When I was 16 Slipknot taught us that People = SHIT. Now I am 30 I know that People = shit and brilliant and cruel and funny and selfish and sexy and generous and also totally embarrassing wankers who you wouldn’t be seen dead with.
I think that’s progress. But, like I said, you still got your porn from the bushes behind the tennis courts when I was a teenager. I’d already made a few important choices about who I was going to become before they turned the volume up.
Getting back to the show for a min, I liked that it was framed a bit like a school play. Not overtly, not like that vomitfest Nativity with Martin Freeman or anything, but with a young cast taking on the roles of teachers and parents as well as ‘themselves’. In fact, forget the school play thing. It’s more like the bit at the end of a GCSE Drama class on a rainy Tuesday, where you share what you’ve just been doing for 45 mins (39 mins of re-enacting that Daft Punk video and 6 minutes of making a thing). And that, of course, is where it all fucks up. Two people coming on as one character at the same time, confusion as a performer didn’t realise they were actually talking about rape, and “shut up, my mum would never say it like that!” They’re all trying to play the part of GOOD PEOPLE but they don’t know what a good person is.
So this blog post is basically me just regurgitating the whole point of Spring Awakening.

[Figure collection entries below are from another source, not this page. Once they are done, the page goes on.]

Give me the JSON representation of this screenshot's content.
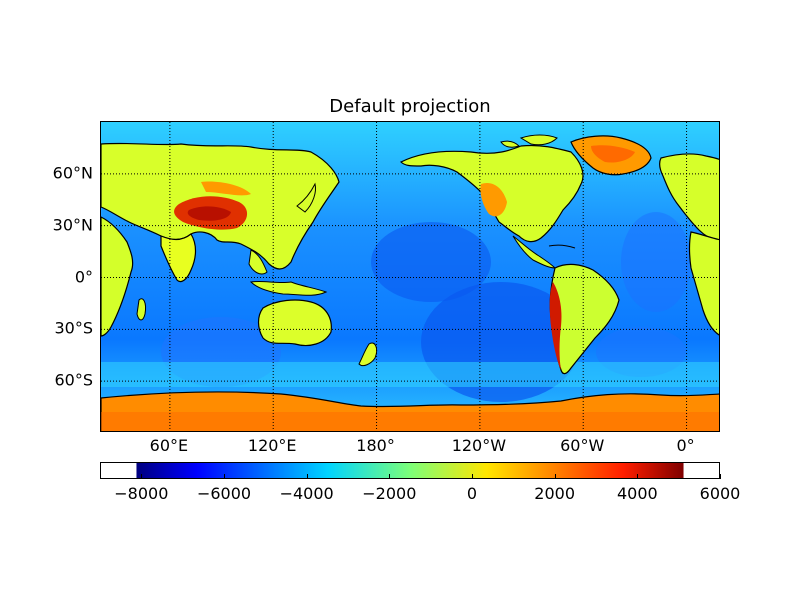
{
  "title": "Default projection",
  "lat_labels": [
    {
      "text": "60°N",
      "lat": 60
    },
    {
      "text": "30°N",
      "lat": 30
    },
    {
      "text": "0°",
      "lat": 0
    },
    {
      "text": "30°S",
      "lat": -30
    },
    {
      "text": "60°S",
      "lat": -60
    }
  ],
  "lon_labels": [
    {
      "text": "60°E",
      "lon": 60
    },
    {
      "text": "120°E",
      "lon": 120
    },
    {
      "text": "180°",
      "lon": 180
    },
    {
      "text": "120°W",
      "lon": 240
    },
    {
      "text": "60°W",
      "lon": 300
    },
    {
      "text": "0°",
      "lon": 360
    }
  ],
  "map": {
    "projection": "cylindrical",
    "lon_range": [
      20,
      380
    ],
    "lat_range": [
      -90,
      90
    ],
    "graticule": "dotted",
    "coastline_color": "#000000"
  },
  "colorbar": {
    "range": [
      -9000,
      6000
    ],
    "ticks": [
      "−8000",
      "−6000",
      "−4000",
      "−2000",
      "0",
      "2000",
      "4000",
      "6000"
    ],
    "tick_values": [
      -8000,
      -6000,
      -4000,
      -2000,
      0,
      2000,
      4000,
      6000
    ],
    "colormap": "jet"
  },
  "colors": {
    "ocean_deep": "#0050ff",
    "ocean_shelf": "#2fd8ff",
    "land_low": "#d6ff2a",
    "land_high": "#ff6000",
    "peaks": "#c00000",
    "ice": "#ff8a00"
  }
}
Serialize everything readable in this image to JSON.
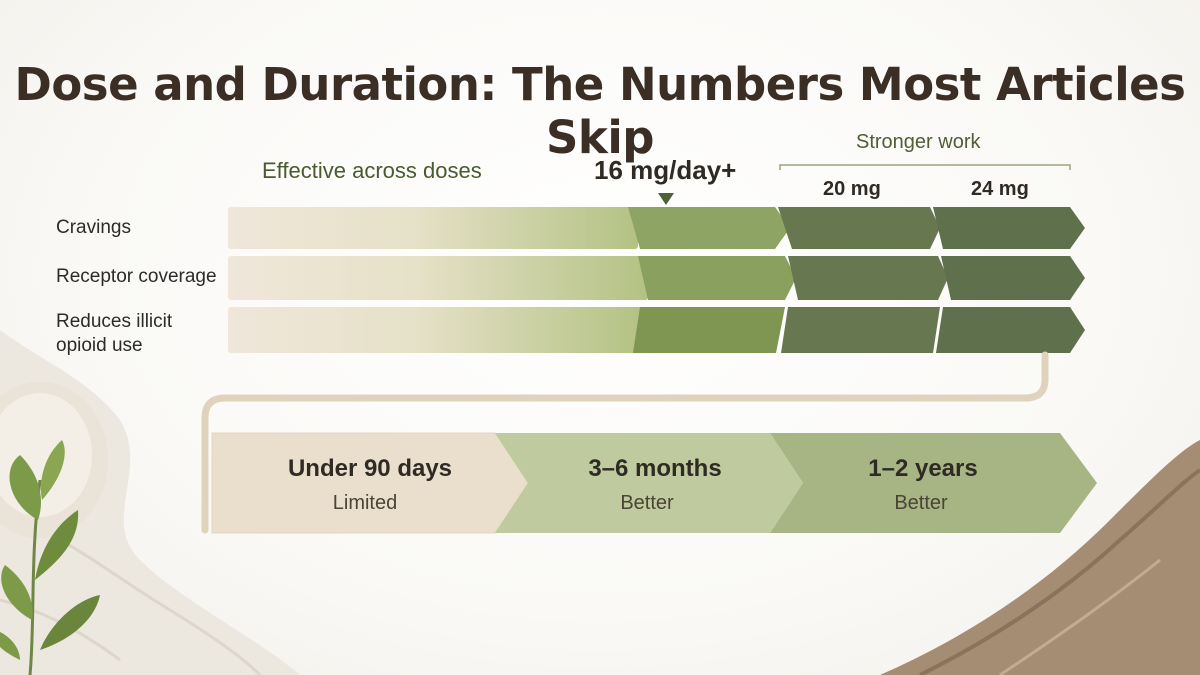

Oh well. The tour’s nearly over now anyway. And I’ve not thought about the ACTUAL WORDS of a show this much in fucking years. Probs since GCSE Drama.
I dunno what that tells you. *shrugs*
(*including, apparently, listening to No Diggity, which is, like, 17 years old or something but I’ll forgive them that because let’s not pretend it’s not a stone cold fucking classic.)